The patient was placed on inpatient bed rest from 29 weeks of gestation due to a worsening of hip pain that had been present since early pregnancy. The hip pain improved with bed rest, but back and pelvic pain gradually worsened. As the foetuses grew, it became difficult for her to lie in bed due to pain, and it seemed to be difficult to maintain the pregnancy any longer. An elective caesarean section was performed at 34 weeks 0 days of gestation. Both infants were healthy at birth but were followed up by a paediatrician because of suspicion of joint hypermobility. After delivery, the patient's arthralgia improved, but she developed postpartum depression and was referred to the psychiatry department.

Discussion

Pregnancy with vEDS is associated with serious complications such as vessel rupture, uterine rupture, and wound dehiscence. Total maternal mortality in pregnancy with vEDS is estimated to be 5%–6% [1,4]. In the present case, the patient's mother had died from cardiovascular rupture. On the first visit, the patient had a twin pregnancy at 19 weeks of gestation and her uterus was already markedly distended, so it was necessary to rule out vEDS reliably and rapidly. Her aunt had been diagnosed with hEDS based on clinical symptoms, but it took some time to obtain information about her aunt's specific diagnosis. While waiting for the aunt's specific diagnosis, targeted exome sequencing was performed of the genes associated with connective tissue diseases, including COL3A1. However, although the accuracy of COL3A1 testing for vEDS by targeted exome sequencing is high, it is not 100% because there are a few reports of vEDS caused by copy number variation [5,6]. Therefore, the patient was maintained on perinatal management in readiness for emergency changes up until the postpartum period.

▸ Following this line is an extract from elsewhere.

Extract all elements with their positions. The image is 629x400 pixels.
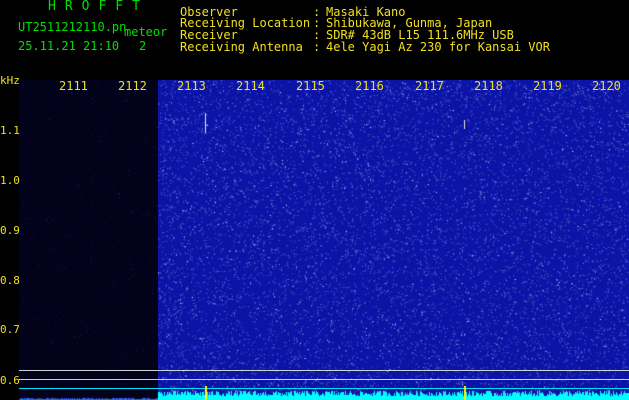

The She was ultimately diagnosed with hEDS based on her clinical symptoms. No causative genes for hEDS have been identified, even though it is the most prevalent type of EDS [2]. In contrast to vEDS, hEDS is less likely to be a direct cause of maternal death, but it often leads to postural orthostatic tachycardia syndrome, and a tendency to anxiety and depression during pregnancy and throughout the postpartum period [7]. Twin pregnancy placed considerable stress on the mother, and the diagnosis of hEDS in this case did not mean that the pregnancy was low risk. Even with a singleton pregnancy, caesarean section, as was required in the present case, has been reported to be associated with recurrent joint dislocation and pain [8].

Conclusion

Since precautions in perinatal management vary depending on the type of EDS, it is important to provide genetic counselling and confirm a diagnosis, especially when vEDS is suspected.